Black women are investing in firearms in a big way.

We told you not long ago that black gun ownership has risen dramatically since Election Day, that the National African American Gun Association has doubled its membership in just a few months.

It turns out that women are doing their part to swell the rolls.

“Minority women are definitely increasing in numbers,” Rick Ector, a Detroit firearms instructor, told Fox News. “Women overall — in particular, minority women — are looking towards guns to protect themselves against crime.”

Stacey Washington, a black conservative columnist with the St. Louis Post-Dispatch, agrees, “I believe the reason we’re seeing more women of color joining this movement to use firearms is because they’re realizing this in not a political issue. It really never has been. It’s about personal safety and protection.”

Washington was recently suspended for running an article in her column that attacked another writer’s anti-NRA piece. A firearms expert, Washington says she has no affiliation with the NRA, but has gone to NRA shows to try out weapons.

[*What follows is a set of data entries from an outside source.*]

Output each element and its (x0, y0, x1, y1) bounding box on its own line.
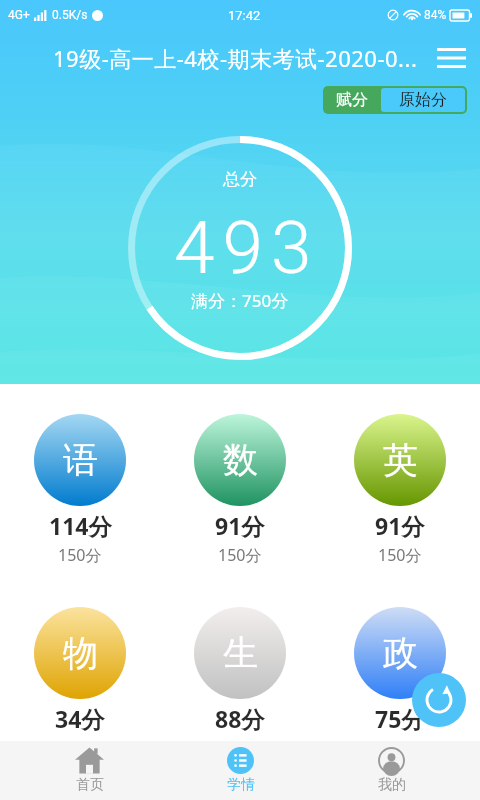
staticText: 生 (223, 631, 258, 675)
staticText: 17:42 (228, 8, 261, 23)
staticText: 34分 (55, 703, 105, 734)
staticText: 赋分 (336, 90, 368, 110)
staticText: 总分 (223, 169, 257, 190)
button[interactable]: 我的 (351, 741, 431, 800)
button[interactable]: 学情 (200, 741, 280, 800)
staticText: 原始分 (399, 90, 447, 110)
button[interactable]: 生 (160, 607, 320, 759)
staticText: 91分 (375, 510, 425, 541)
staticText: 0.5K/s (52, 8, 88, 22)
button[interactable]: 数 (160, 414, 320, 566)
staticText: 150分 (218, 544, 262, 566)
staticText: 英 (383, 438, 418, 482)
staticText: 学情 (227, 776, 255, 794)
button[interactable]: 物 (0, 607, 160, 759)
staticText: 114分 (49, 510, 112, 541)
staticText: 100分 (378, 737, 422, 759)
staticText: 150分 (378, 544, 422, 566)
button[interactable]: Menu (431, 38, 471, 78)
staticText: 100分 (58, 737, 102, 759)
staticText: 物 (63, 631, 98, 675)
staticText: 我的 (378, 776, 406, 794)
button[interactable]: 语 (0, 414, 160, 566)
staticText: 150分 (58, 544, 102, 566)
staticText: 满分：750分 (191, 289, 289, 312)
button[interactable]: Refresh (412, 673, 466, 727)
button[interactable]: 原始分 (381, 88, 465, 112)
button[interactable]: 政 (320, 607, 480, 759)
staticText: 88分 (215, 703, 265, 734)
staticText: 493 (174, 205, 320, 291)
button[interactable]: 赋分 (323, 86, 381, 114)
button[interactable]: 英 (320, 414, 480, 566)
button[interactable]: 首页 (49, 741, 129, 800)
staticText: 4G+ (8, 8, 30, 22)
staticText: 数 (223, 438, 258, 482)
staticText: 75分 (375, 703, 425, 734)
staticText: 84% (424, 8, 447, 22)
staticText: 语 (63, 438, 98, 482)
staticText: 91分 (215, 510, 265, 541)
staticText: 首页 (76, 776, 104, 794)
staticText: 100分 (218, 737, 262, 759)
staticText: 19级-高一上-4校-期末考试-2020-0... (53, 43, 418, 73)
staticText: 政 (383, 631, 418, 675)
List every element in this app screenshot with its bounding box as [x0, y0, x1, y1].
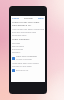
- button[interactable]: Bloom & Co.: [12, 69, 44, 72]
- staticText: Eucalyptus: [12, 48, 24, 51]
- button[interactable]: Cancel: [12, 17, 20, 20]
- staticText: Send: [38, 17, 44, 20]
- staticText: Arrives Thursday: [16, 58, 32, 61]
- button[interactable]: Send: [38, 17, 44, 20]
- staticText: Delivery: [12, 51, 21, 54]
- staticText: Preview: [24, 17, 33, 20]
- staticText: Thank you for your order from Bloom & Co…: [12, 21, 44, 27]
- staticText: Bloom & Co.: [16, 69, 29, 72]
- staticText: Order summary: [12, 38, 30, 41]
- staticText: Need help with your order? Contact us an…: [12, 62, 44, 68]
- button[interactable]: Track your shipment: [12, 55, 44, 61]
- staticText: Cancel: [12, 17, 20, 20]
- staticText: Ranunculus: [12, 45, 25, 48]
- staticText: Your order has been confirmed and will s…: [12, 28, 44, 37]
- staticText: Peonies: [12, 42, 21, 45]
- staticText: Track your shipment: [16, 55, 37, 58]
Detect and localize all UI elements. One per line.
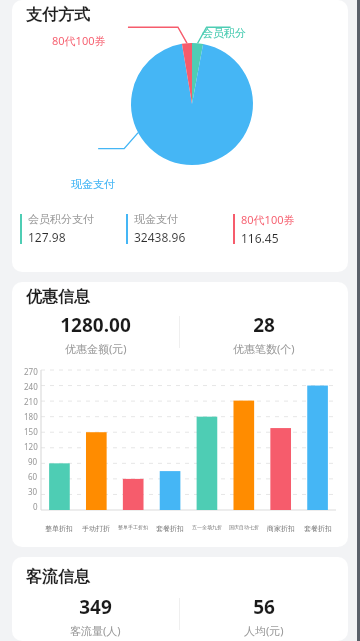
staticText: 人均(元) (244, 623, 284, 638)
staticText: 56 (253, 594, 275, 620)
staticText: 90 (28, 456, 38, 467)
staticText: 国庆自动七折 (229, 524, 259, 530)
staticText: 80代100券 (52, 33, 106, 48)
staticText: 28 (253, 312, 275, 338)
staticText: 优惠笔数(个) (233, 341, 295, 356)
button[interactable]: 支付方式 (12, 0, 348, 272)
staticText: 整单折扣 (45, 524, 73, 533)
staticText: 116.45 (241, 230, 279, 246)
button[interactable]: 28 (180, 312, 348, 356)
staticText: 270 (24, 366, 38, 377)
staticText: 127.98 (28, 229, 66, 245)
button[interactable]: 56 (180, 594, 348, 638)
staticText: 手动打折 (82, 524, 110, 533)
staticText: 五一全场九折 (192, 524, 222, 530)
staticText: 现金支付 (134, 212, 178, 226)
button[interactable]: 客流信息 (12, 557, 348, 641)
staticText: 支付方式 (26, 5, 90, 25)
staticText: 0 (33, 501, 38, 512)
staticText: 60 (28, 471, 38, 482)
staticText: 客流量(人) (70, 623, 121, 638)
staticText: 会员积分支付 (28, 212, 94, 226)
button[interactable]: 会员积分支付 (20, 212, 126, 245)
staticText: 32438.96 (134, 229, 186, 245)
staticText: 180 (24, 411, 38, 422)
staticText: 商家折扣 (267, 524, 295, 533)
button[interactable]: 349 (12, 594, 179, 638)
staticText: 80代100券 (241, 212, 295, 227)
staticText: 套餐折扣 (156, 524, 184, 533)
staticText: 120 (24, 441, 38, 452)
button[interactable]: 1280.00 (12, 312, 179, 356)
button[interactable]: 80代100券 (233, 212, 340, 246)
staticText: 1280.00 (60, 312, 131, 338)
staticText: 现金支付 (71, 177, 115, 191)
button[interactable]: 优惠信息 (12, 282, 348, 547)
staticText: 套餐折扣 (304, 524, 332, 533)
staticText: 150 (24, 426, 38, 437)
staticText: 会员积分 (202, 26, 246, 40)
staticText: 30 (28, 486, 38, 497)
staticText: 整单手工折扣 (118, 524, 148, 530)
staticText: 240 (24, 381, 38, 392)
button[interactable]: 现金支付 (126, 212, 233, 245)
staticText: 客流信息 (26, 567, 90, 587)
staticText: 优惠信息 (26, 287, 90, 307)
staticText: 210 (24, 396, 38, 407)
staticText: 349 (79, 594, 112, 620)
staticText: 优惠金额(元) (65, 341, 127, 356)
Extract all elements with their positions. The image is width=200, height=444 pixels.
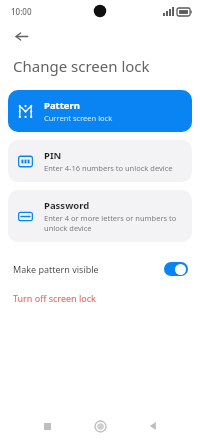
staticText: Pattern — [44, 99, 80, 112]
button[interactable]: Back — [9, 24, 33, 48]
button[interactable]: Pattern — [8, 90, 192, 132]
button[interactable]: Back — [140, 413, 166, 439]
staticText: 10:00 — [11, 6, 32, 17]
button[interactable]: PIN — [8, 140, 192, 182]
button[interactable]: Make pattern visible — [0, 258, 200, 280]
staticText: PIN — [44, 149, 62, 162]
staticText: Password — [44, 199, 90, 212]
staticText: Current screen lock — [44, 113, 113, 123]
button[interactable]: Recent apps — [34, 413, 60, 439]
staticText: Make pattern visible — [13, 263, 164, 275]
button[interactable]: Make pattern visible toggle — [164, 262, 188, 276]
button[interactable]: Home — [87, 413, 113, 439]
button[interactable]: Turn off screen lock — [0, 290, 200, 306]
staticText: Change screen lock — [13, 56, 150, 76]
staticText: Turn off screen lock — [13, 292, 96, 304]
button[interactable]: Password — [8, 190, 192, 242]
staticText: Enter 4 or more letters or numbers to un… — [44, 213, 182, 233]
staticText: Enter 4-16 numbers to unlock device — [44, 163, 173, 173]
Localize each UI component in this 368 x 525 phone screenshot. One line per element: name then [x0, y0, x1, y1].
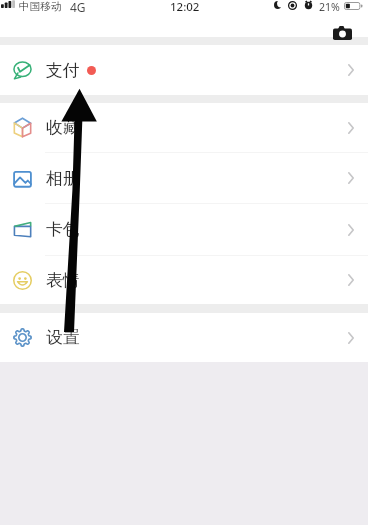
button[interactable]: 相册: [0, 153, 368, 203]
staticText: 卡包: [46, 219, 80, 240]
staticText: 21%: [319, 0, 340, 14]
button[interactable]: 卡包: [0, 204, 368, 255]
staticText: 4G: [70, 0, 86, 15]
button[interactable]: Camera: [328, 21, 356, 44]
staticText: 中国移动: [19, 0, 62, 13]
button[interactable]: 表情: [0, 256, 368, 304]
button[interactable]: 收藏: [0, 103, 368, 152]
staticText: 支付: [46, 60, 80, 81]
staticText: 设置: [46, 327, 80, 348]
staticText: 12:02: [170, 0, 200, 15]
button[interactable]: 支付: [0, 45, 368, 95]
button[interactable]: 设置: [0, 313, 368, 362]
staticText: 表情: [46, 270, 80, 291]
staticText: 相册: [46, 168, 80, 189]
staticText: 收藏: [46, 117, 80, 138]
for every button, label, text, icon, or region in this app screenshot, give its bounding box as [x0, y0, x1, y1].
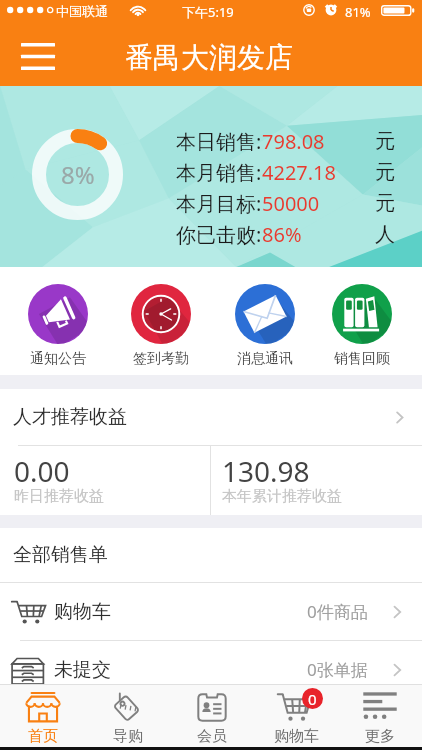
staticText: 元 — [375, 160, 395, 185]
staticText: 全部销售单 — [13, 543, 108, 567]
button[interactable]: 首页 — [0, 685, 85, 747]
staticText: 8% — [61, 158, 95, 191]
staticText: 番禺大润发店 — [125, 40, 293, 75]
staticText: 50000 — [262, 190, 320, 217]
button[interactable]: 销售回顾 — [318, 284, 406, 368]
staticText: 本日销售: — [176, 128, 262, 155]
button[interactable]: 更多 — [338, 685, 422, 747]
staticText: 本月销售: — [176, 159, 262, 186]
staticText: 本年累计推荐收益 — [222, 487, 342, 506]
staticText: 0件商品 — [307, 600, 368, 623]
staticText: 本月目标: — [176, 190, 262, 217]
button[interactable]: 导购 — [85, 685, 170, 747]
staticText: 首页 — [28, 727, 58, 746]
staticText: 消息通讯 — [237, 350, 293, 368]
button[interactable]: 购物车 — [0, 583, 422, 640]
staticText: 元 — [375, 191, 395, 216]
staticText: 798.08 — [262, 128, 325, 155]
staticText: 更多 — [365, 727, 395, 746]
staticText: 下午5:19 — [182, 3, 234, 21]
staticText: 购物车 — [274, 727, 319, 746]
button[interactable]: Menu — [3, 26, 73, 80]
staticText: 元 — [375, 129, 395, 154]
staticText: 昨日推荐收益 — [14, 487, 104, 506]
staticText: 通知公告 — [30, 350, 86, 368]
button[interactable]: 签到考勤 — [117, 284, 205, 368]
staticText: 销售回顾 — [334, 350, 390, 368]
staticText: 你已击败: — [176, 221, 262, 248]
button[interactable]: 通知公告 — [14, 284, 102, 368]
staticText: 导购 — [113, 727, 143, 746]
staticText: 人才推荐收益 — [13, 405, 127, 429]
staticText: 81% — [345, 3, 371, 21]
button[interactable]: 未提交 — [0, 641, 422, 698]
staticText: 未提交 — [54, 658, 111, 682]
staticText: 86% — [262, 221, 302, 248]
staticText: 签到考勤 — [133, 350, 189, 368]
staticText: 0.00 — [14, 452, 70, 490]
staticText: 中国联通 — [56, 3, 108, 19]
button[interactable]: 0 — [254, 685, 338, 747]
staticText: 4227.18 — [262, 159, 336, 186]
button[interactable]: 消息通讯 — [221, 284, 309, 368]
button[interactable]: 人才推荐收益 — [0, 389, 422, 445]
staticText: 0张单据 — [307, 658, 368, 681]
staticText: 会员 — [197, 727, 227, 746]
staticText: 130.98 — [222, 452, 310, 490]
button[interactable]: 会员 — [170, 685, 254, 747]
staticText: 0 — [308, 689, 317, 709]
staticText: 购物车 — [54, 600, 111, 624]
staticText: 人 — [375, 222, 395, 247]
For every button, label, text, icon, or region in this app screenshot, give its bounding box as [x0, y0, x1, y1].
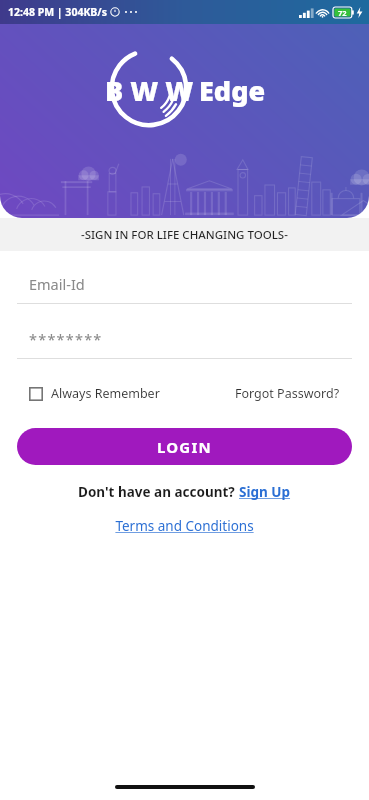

Guns are important for women, she says, because “a firearm is an equalizer for women because women have a harder time defending themselves when they’re attacked by a man; men have more body mass.”

Ector too believes that guns can help women defend against men with evil in their hearts, noting, “There’s a huge rape problem here in the state of Michigan.” He believes women are increasingly turning to firearms to deter attackers, and that is why now “women make up half the classes” he teaches.

Niecee X, a founder of the Black Women’s Defense League, recently told The Guardian that it’s not just bodily harm that has women reaching for firearms — it is the threat of political harm as well. Now that Donald Trump is president, X says, “a lot of people are feeling unsafe.”

Despite the many factors attributed to the uptick, the data show that it is real. Research conducted by John Lott of the Crime Prevention Research Center found that “concealed carry has increased most rapidly among black females. From 2000 to 2015, the rate of growth was 3.81 times faster than among white females.”

NRA spokesperson Catherine Mortensen says that her organization welcomes black women with open arms. “The NRA is a natural home for women firearms owners,” she said. “Women … want to be able to protect themselves and their families.”